The next option (slightly more complex, actually) is the character LCD display. For this, I got to solder for the first time since high school! Thankfully my friend and engineer Nathan Schomer taught me well back in the day. I soldered the I2C backpack to the character LCD, and wired it to scl and sda on the board for data. Power requires either 5v or USB depending on the board, and a ground.

    # Prepare the data for display on the character screen
    def prep_data(self, data, colmax):

        prepped_data = ""
        for i in range(0, len(data)):
            if i != 0 and i % colmax == 0:
                prepped_data = prepped_data + "\n"

            if data[i] in self.BASE58_ALPHABET:
                prepped_data = prepped_data + data[i]

        return prepped_data

    # Display the address or private key on a character LCD
    def display_address_privkey(self, address, privkey):

        # Initialize the board
        i2c = busio.I2C(board.SCL, board.SDA)
        cols = 20
        rows = 4
        lcd = character_lcd.Character_LCD_I2C(i2c, cols, rows)
        lcd.backlight = True

        # Prep the address and display, wait N seconds,
        # then display the private key
        while True:
            lcd.clear()
            address = self.prep_data(address, cols)
            lcd.message = "Address:\n" + address

            time.sleep(self.DISPLAY_INTERVAL)

            lcd.clear()
            privkey = self.prep_data(privkey, cols)
            lcd.message = "Private Key (WIF):\n" + privkey

            time.sleep(self.DISPLAY_INTERVAL)
The thermal printer wired up to the ItsyBitsy M4
The character LCD wired up to the Grand Central M4.

Easy Offline Address Generation with uBitAddr

I was extremely excited to get this project working from start to finish, as it was certainly a challenge. Now that it’s done, it’s easy to generate addresses completely offline and keep them secure. All I have to do is boot up a board with an output, and make sure the key and address are safely written down and backed up.

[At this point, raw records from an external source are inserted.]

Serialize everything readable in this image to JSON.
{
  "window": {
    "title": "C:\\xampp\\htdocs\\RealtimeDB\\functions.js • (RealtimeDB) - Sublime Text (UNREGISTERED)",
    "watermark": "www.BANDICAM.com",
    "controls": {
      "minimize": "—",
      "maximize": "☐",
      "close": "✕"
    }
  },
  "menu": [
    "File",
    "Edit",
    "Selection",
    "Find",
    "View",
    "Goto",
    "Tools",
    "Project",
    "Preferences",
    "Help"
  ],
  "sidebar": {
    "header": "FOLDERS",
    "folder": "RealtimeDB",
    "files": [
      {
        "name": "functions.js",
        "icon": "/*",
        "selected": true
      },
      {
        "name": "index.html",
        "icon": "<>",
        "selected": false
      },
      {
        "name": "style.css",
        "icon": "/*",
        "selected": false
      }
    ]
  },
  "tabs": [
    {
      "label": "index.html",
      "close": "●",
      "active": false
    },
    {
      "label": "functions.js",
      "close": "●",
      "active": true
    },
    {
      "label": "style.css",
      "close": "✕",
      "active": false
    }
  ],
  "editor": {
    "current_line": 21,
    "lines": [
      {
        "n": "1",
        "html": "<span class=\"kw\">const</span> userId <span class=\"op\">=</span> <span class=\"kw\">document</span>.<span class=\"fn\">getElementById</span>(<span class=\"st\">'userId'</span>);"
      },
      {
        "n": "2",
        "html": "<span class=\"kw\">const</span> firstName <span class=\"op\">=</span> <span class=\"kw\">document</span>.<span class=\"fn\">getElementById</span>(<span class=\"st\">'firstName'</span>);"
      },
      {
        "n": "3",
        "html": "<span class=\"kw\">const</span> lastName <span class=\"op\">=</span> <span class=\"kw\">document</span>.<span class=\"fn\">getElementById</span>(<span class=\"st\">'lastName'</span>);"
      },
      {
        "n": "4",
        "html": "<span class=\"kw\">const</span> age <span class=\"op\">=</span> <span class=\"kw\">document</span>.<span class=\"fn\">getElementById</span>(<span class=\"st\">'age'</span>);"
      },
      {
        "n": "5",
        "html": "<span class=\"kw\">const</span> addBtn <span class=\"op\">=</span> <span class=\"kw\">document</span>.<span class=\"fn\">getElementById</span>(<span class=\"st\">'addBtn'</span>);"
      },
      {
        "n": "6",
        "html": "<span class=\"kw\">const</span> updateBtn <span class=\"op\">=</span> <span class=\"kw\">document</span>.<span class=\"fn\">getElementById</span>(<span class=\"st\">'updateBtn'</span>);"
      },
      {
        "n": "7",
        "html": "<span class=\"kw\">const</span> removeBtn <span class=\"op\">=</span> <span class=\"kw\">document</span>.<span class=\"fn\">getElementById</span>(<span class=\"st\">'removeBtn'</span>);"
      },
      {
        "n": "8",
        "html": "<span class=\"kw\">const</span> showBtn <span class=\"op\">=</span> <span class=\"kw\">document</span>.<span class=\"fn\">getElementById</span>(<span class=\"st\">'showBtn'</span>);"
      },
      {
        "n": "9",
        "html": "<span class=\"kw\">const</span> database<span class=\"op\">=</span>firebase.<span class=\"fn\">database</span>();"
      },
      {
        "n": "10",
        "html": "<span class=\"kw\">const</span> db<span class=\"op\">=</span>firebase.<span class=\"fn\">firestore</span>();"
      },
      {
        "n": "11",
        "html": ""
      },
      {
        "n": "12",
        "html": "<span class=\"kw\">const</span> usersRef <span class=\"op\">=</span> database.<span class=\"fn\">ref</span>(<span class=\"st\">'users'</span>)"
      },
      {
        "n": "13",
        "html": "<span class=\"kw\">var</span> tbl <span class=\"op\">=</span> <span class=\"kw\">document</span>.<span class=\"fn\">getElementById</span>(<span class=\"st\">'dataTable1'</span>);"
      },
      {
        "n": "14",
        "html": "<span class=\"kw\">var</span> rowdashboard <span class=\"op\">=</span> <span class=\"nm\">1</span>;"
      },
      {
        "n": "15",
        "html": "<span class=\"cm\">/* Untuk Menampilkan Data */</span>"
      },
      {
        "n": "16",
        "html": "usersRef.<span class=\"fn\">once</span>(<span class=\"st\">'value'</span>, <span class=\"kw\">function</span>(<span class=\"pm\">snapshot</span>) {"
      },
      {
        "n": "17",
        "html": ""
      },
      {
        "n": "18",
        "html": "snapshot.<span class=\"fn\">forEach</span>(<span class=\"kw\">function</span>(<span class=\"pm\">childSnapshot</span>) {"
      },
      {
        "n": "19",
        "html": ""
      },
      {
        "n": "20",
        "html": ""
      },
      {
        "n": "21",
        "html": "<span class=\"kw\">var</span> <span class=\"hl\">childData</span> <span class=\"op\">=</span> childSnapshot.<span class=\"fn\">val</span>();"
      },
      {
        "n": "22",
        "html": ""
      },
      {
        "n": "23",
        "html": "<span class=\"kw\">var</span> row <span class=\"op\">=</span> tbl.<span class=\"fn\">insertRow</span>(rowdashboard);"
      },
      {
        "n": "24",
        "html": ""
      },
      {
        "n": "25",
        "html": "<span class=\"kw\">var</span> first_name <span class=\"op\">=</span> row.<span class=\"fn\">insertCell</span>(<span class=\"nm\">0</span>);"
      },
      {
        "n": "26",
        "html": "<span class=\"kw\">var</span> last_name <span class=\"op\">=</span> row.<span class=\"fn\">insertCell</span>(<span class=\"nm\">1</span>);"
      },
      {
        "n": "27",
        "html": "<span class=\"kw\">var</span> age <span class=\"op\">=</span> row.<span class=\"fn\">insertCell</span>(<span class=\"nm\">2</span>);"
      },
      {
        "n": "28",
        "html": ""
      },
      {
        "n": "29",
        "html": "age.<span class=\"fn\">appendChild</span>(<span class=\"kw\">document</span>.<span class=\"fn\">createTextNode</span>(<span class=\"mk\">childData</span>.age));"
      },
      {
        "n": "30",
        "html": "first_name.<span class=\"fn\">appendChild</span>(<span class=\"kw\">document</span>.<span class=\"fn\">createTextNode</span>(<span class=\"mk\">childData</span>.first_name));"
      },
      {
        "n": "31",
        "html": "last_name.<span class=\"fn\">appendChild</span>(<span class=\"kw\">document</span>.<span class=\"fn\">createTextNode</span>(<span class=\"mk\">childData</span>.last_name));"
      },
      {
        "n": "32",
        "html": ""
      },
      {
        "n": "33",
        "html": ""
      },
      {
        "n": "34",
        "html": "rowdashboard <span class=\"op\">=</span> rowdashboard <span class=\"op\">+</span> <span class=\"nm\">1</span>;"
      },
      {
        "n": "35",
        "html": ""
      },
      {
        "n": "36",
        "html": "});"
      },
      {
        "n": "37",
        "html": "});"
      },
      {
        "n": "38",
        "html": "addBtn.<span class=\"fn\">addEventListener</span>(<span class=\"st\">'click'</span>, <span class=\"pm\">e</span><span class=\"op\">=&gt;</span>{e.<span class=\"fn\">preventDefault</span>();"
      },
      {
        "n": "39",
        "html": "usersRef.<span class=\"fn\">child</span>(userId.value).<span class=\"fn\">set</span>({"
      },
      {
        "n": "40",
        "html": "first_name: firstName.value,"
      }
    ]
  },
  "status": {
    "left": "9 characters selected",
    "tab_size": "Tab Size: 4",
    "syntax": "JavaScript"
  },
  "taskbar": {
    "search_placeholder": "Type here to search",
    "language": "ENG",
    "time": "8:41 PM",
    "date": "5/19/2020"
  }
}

This project has plenty of interesting potential features as well – as I improve on it I can add things like different entropy sources, persistent storage of keys/addresses on the board or a micro SD, different outputs, newer address formats, and more.

I encourage you all to go out and try building things like these as well! Try running your own uBitAddr setup if you have some knowledge of microcontrollers, or get started with your own address generation software built on a platform you’re familiar with. If you’ve never used an Arduino or CircuitPython controller before, try making something fun – they are more accessible than you think. Happy tinkering!